Last week, HSJ reported families’ concerns about the panel, which also included representatives from the Royal College of Midwives and the Royal College of Obstetricians and Gynaecologists as well as NHSI officials.
Given the widespread concerns raised by families and the conflicts of interests, the panel being disbanded felt somewhat inevitable. While there is no suggestion anyone on the panel would have acted improperly, the perception alone could be enough to undermine an independent investigation. Not to mention an NHS-heavy review panel has never been put in place on other independent investigations ordered by the secretary of state.
It feels odd that at no point during the panel’s establishment did anybody at NHSI raise their hand to question how such a panel would appear to those on the outside. But, if such a concern was raised, it is even more curious why such warnings were not heeded.
A problem shared
Pathology services are under pressure to reform as never before, with trusts in England told to work in 29 networks and expected to release significant savings following the Carter Review.
For many that means merging services, with smaller labs in many hospitals for urgent work, and less urgent and GP-ordered tests being carried out in hubs serving more than one hospital.
In Kent and Medway, the aim is to create a “single service” for pathology across the area’s four acute trusts. Debate continues on how that will play out in practice – how many hubs and whether a private sector partner is needed to provide investment, for example.
But there’s a salutary lesson in a much smaller merger in one part of the county. Since last June, a single lab in Dartford has handled non-urgent blood specimens for both Dartford and Gravesham Trust and Medway Foundation Trust. In that time, nearly 3,300 patients have had to be recalled for repeat testing, with samples going missing, being left too late to be tested, and reporting systems failing.
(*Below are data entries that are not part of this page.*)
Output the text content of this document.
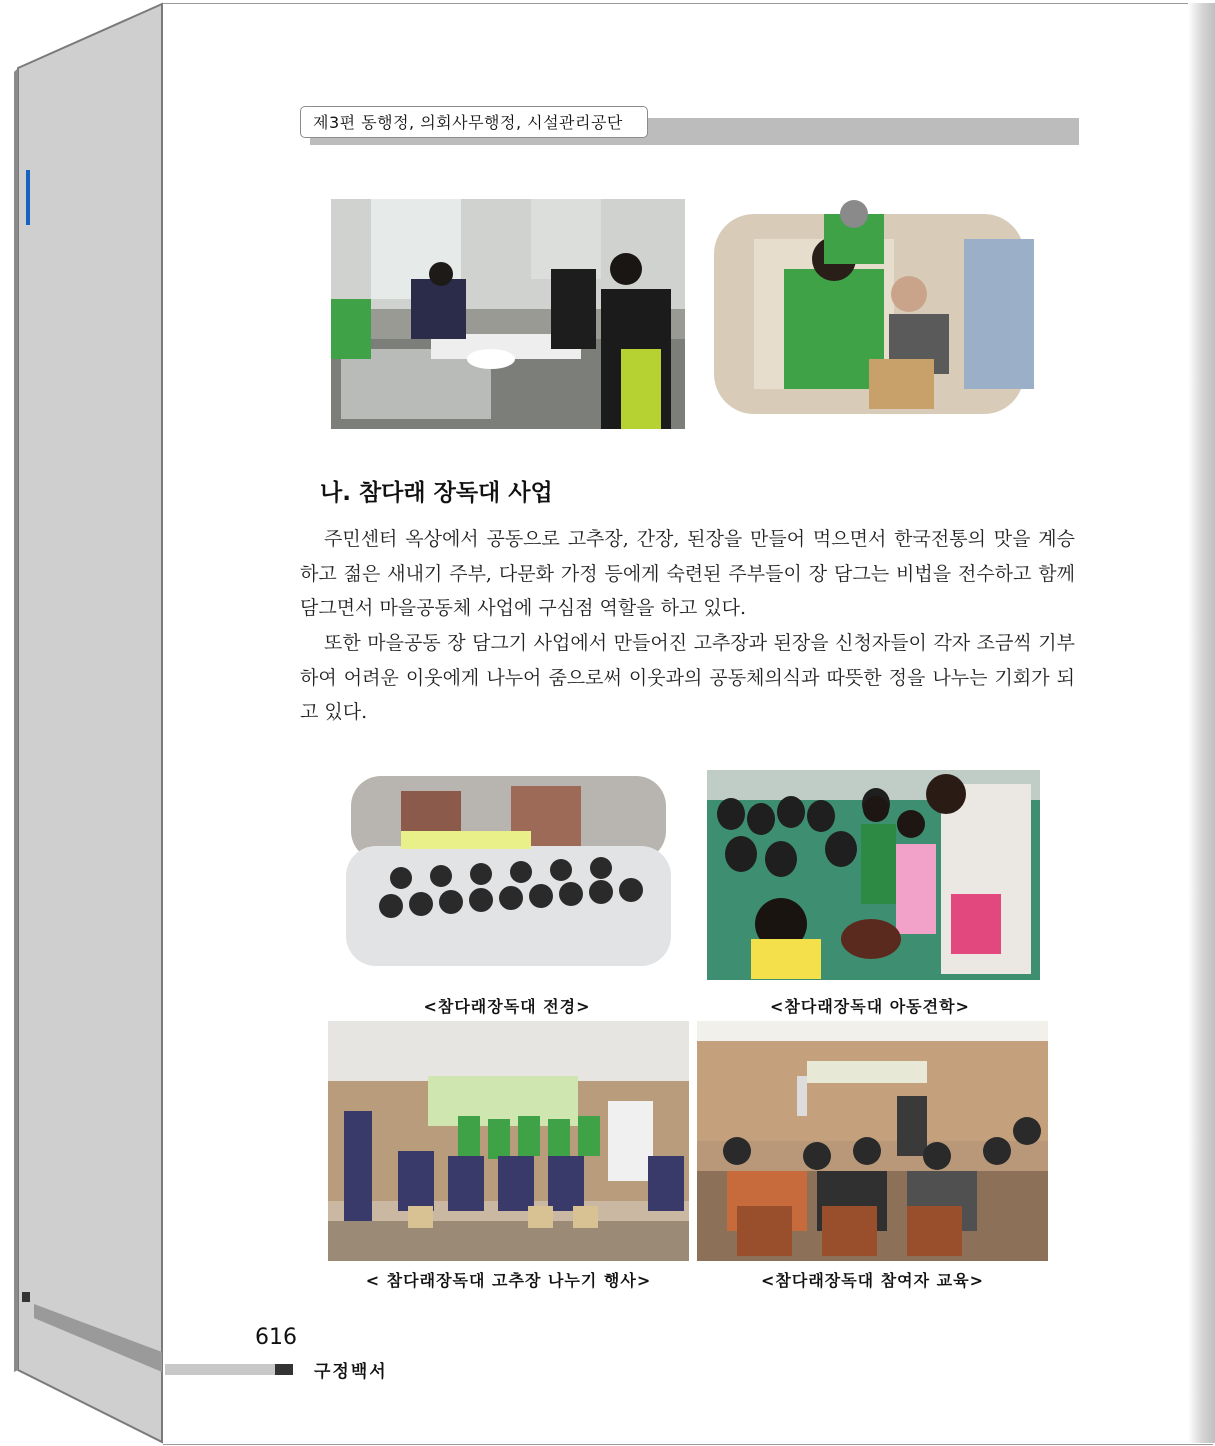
제3편 동행정, 의회사무행정, 시설관리공단
나. 참다래 장독대 사업

주민센터 옥상에서 공동으로 고추장, 간장, 된장을 만들어 먹으면서 한국전통의 맛을 계승하고 젊은 새내기 주부, 다문화 가정 등에게 숙련된 주부들이 장 담그는 비법을 전수하고 함께 담그면서 마을공동체 사업에 구심점 역할을 하고 있다.

또한 마을공동 장 담그기 사업에서 만들어진 고추장과 된장을 신청자들이 각자 조금씩 기부하여 어려운 이웃에게 나누어 줌으로써 이웃과의 공동체의식과 따뜻한 정을 나누는 기회가 되고 있다.

<참다래장독대 전경>	<참다래장독대 아동견학>
< 참다래장독대 고추장 나누기 행사>	<참다래장독대 참여자 교육>
616
구정백서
A harm review is now taking place with an independent review by the Royal College of Pathologists to follow. That should provide some pointers of what to avoid for any future Kent and Medway-wide reconfiguration of services.
But it may also make it harder for that to happen. Kent trusts have struggled to work together on pathology in the past (plans for Maidstone and Tunbridge Wells Trust and East Kent Hospitals University Foundation Trust to create a single service were abandoned after years of discussion and initial investment).
Any move now is likely to be subject to intense scrutiny by unions, councils, and campaigners.